NOS1AP is a large gene; analysis of the current HapMap data (version 23a)
(37) from this gene using the Caucasian population, the pairwise Tagger algorithm
(38), an r
2 threshold of 0.8, and a minimum minor allele frequency of 0.05 indicates that 97 SNPs would be necessary to fully tag this gene. However, the HapMap database is still incomplete; 20 of the SNPs genotyped in our study have no data in HapMap. Three of these SNPs, all with minor allele frequencies exceeding 10% in our sample, were recently discovered by resequencing efforts in our lab, which suggests that there is still an important role for resequencing of candidate genes to identify common variants.
It will be important to determine whether the rs12742393 functional allele acts to confer risk of schizophrenia in other populations. We believe that there is genetic heterogeneity in schizophrenia and hence do not expect that all samples will easily replicate this finding. This may be particularly true for large samples for which mixed ascertainment strategies were used
(39) . It is important to remember that failure to replicate this finding in other samples does not invalidate the finding in this population. The importance of genetic background to the manifestation of inherited traits is well known in animal genetics, where genetic differences between inbred strains can result in the same DNA change producing a profound effect in one strain while remaining silent in another.
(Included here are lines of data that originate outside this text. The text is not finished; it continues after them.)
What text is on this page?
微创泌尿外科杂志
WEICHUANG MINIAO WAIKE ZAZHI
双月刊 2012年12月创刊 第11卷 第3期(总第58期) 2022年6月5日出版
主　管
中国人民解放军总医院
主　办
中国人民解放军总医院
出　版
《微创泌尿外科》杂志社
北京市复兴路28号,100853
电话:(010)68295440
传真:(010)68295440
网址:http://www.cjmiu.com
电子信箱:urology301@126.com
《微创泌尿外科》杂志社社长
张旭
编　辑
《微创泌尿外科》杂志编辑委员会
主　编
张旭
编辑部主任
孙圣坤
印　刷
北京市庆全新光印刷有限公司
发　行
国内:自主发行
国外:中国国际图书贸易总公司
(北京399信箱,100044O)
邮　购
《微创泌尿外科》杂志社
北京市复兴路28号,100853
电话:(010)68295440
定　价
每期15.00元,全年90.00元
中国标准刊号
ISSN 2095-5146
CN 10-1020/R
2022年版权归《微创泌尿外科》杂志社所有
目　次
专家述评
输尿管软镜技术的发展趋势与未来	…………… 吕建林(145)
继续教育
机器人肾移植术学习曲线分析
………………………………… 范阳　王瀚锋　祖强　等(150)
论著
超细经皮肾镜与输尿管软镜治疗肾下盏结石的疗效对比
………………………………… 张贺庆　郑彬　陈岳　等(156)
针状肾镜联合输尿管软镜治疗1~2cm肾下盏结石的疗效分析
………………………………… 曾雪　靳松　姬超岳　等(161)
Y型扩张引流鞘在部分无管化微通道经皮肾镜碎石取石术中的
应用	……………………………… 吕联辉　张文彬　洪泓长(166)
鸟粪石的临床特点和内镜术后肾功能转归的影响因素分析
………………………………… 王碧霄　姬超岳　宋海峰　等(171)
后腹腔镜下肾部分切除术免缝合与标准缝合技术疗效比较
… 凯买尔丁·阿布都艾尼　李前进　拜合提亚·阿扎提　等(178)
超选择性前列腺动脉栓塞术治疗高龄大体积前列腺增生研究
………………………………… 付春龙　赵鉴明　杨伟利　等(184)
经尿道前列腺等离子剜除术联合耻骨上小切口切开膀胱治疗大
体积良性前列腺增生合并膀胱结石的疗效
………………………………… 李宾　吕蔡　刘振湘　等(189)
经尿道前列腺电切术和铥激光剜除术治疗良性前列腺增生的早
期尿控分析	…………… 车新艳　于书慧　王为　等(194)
It is likely that we will need to consider the effects of interacting risk alleles in multiple genes in order to observe more consistent replications of association to any schizophrenia candidate gene across different samples
(40) . Schizophrenia is clearly not a single-gene disorder. The frequency of the rs12742393-A allele is ∼40% in Caucasian populations, ∼70% in Asian populations, and ∼80% in African populations. Given the population rates of schizophrenia, it is obvious that a single copy of this risk allele is far from sufficient to cause the illness, but the high frequency of this allele does mean that it could potentially play a role in a large number of cases.
Identification of a functional DNA change associated with schizophrenia in this Canadian population should help stratify other samples into more homogeneous subsets. Investigators will readily be able to determine which subjects carry the rs12742393-A allele that could increase NOS1AP expression. Given the interest in pharmacologic targeting of the glutamate receptor system in schizophrenia, identification of this functional risk allele may also have utility in identifying patients who may respond better to certain new medications. The results of this study may help lay the foundation for a better understanding of the complex genetic architecture of schizophrenia risk.